13.7.2022 Literaturhaus
Isabelle Graw stellt im Gespräch mit Helene Hegemann ihr neues Buch Vom Nutzen der Freundschaft vor. Das Haus ist ausverkauft. Graw sieht strahlend aus, füllt den Raum mit ihrer Präsenz, ihrer Eloquenz und Wachheit. Sie hat dabei gleichzeitig etwas Angestrengtes, wirkt ein wenig streberhaft in ihrem Bemühen Gefallen zu wollen. Dabei teilt sie in Richtung des männlichen Geschlechts ordentlich aus.
Als sie einige Textstellen vorliest, finde ich, dass sie das gut macht mit dem persönlichen Ton und der gleichzeitigen Rückbindung an Philosophen und Vordenkerinnen. Ihr Ansatz: „Für das Buch habe ich mir vorgenommen, die sonst sorgfältig getrennten Ebenen ‚Analyse‘ und ‚Emotion‘ in diesem Projekt kurzzuschließen“, führt dazu, dass sich voyeuristisches Interesse mit der Neugier auf ihre Beschreibung des Konzept der professionellen Freundschaft vermischt, das im Kunstfeld so unerlässlich für die Karriere ist und gleichzeitig Ausbeutung und Machtverhältnisse mit sich bringt. Am Ende bleibt eine merkwürdige Gleichzeitigkeit zurück, weil sie ihre mitunter harsche Kritik mit einem Lächeln vorträgt; weil sie strukturelle Probleme anspricht, aber hauptsächlich um sich selber kreist; weil sie einen persönlichen Ton anschlägt, aber sich durch das Zitieren diverser Referenzen absichert (und unverständlicherweise auf ein Quellenverzeichnis verzichtet).

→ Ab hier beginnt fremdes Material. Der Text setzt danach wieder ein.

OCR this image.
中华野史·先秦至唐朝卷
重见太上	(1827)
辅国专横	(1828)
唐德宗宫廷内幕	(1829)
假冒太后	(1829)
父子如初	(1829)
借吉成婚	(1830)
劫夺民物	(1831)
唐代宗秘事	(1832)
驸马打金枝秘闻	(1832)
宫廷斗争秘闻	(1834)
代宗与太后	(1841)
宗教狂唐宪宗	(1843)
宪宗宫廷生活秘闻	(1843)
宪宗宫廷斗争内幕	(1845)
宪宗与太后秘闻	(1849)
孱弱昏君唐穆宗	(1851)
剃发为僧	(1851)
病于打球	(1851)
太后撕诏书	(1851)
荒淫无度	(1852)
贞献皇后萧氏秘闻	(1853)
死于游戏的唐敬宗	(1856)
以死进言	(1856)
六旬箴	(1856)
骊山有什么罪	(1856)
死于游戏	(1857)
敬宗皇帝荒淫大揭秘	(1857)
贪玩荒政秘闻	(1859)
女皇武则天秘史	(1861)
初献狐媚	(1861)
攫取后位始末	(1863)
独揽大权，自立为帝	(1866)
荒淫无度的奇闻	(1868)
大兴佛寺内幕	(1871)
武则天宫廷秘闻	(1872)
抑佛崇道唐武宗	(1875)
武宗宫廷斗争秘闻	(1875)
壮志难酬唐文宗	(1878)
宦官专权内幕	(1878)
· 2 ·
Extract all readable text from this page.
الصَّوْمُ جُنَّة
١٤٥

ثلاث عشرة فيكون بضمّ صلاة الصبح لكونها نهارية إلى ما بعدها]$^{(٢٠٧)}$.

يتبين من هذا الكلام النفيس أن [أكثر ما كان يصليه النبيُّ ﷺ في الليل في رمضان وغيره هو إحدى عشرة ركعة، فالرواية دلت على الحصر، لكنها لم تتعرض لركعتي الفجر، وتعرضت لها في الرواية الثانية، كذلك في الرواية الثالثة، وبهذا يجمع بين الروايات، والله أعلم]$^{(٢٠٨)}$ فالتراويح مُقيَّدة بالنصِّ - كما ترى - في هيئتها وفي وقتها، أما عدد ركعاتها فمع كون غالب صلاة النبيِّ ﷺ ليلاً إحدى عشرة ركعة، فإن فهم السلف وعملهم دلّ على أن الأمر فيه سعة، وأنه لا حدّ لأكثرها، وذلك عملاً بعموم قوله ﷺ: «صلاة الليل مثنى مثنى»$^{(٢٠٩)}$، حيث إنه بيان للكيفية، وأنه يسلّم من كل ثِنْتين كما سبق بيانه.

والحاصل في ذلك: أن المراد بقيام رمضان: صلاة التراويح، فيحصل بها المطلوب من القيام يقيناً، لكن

20.11. 2022 auf der Art Cologne
Der Prinz der Art Cologne 22 schwebt in Noppenfolie über den Teppichboden-Boulevard der Halle 11.3. Aus dem Verpackungsmaterial der Kunstwerke hat er sich sein Wams kreiert und dem violetten Zepterstab mit einer Plastiktüte eine gelbe Krone aufgesetzt.
Wie ernst nimmt man den polnischen Performance-Künstler mit seinem Kostüm in der Karnevalshochburg Köln? Adam Ritzke, der seine Aktion Trashformance nennt, wurde von der what remains gallery (Krakau, München, Köln) ausgesandt, seit 2009 Raum zur „Untersuchung und Transformation des bereits Vorhandenen“.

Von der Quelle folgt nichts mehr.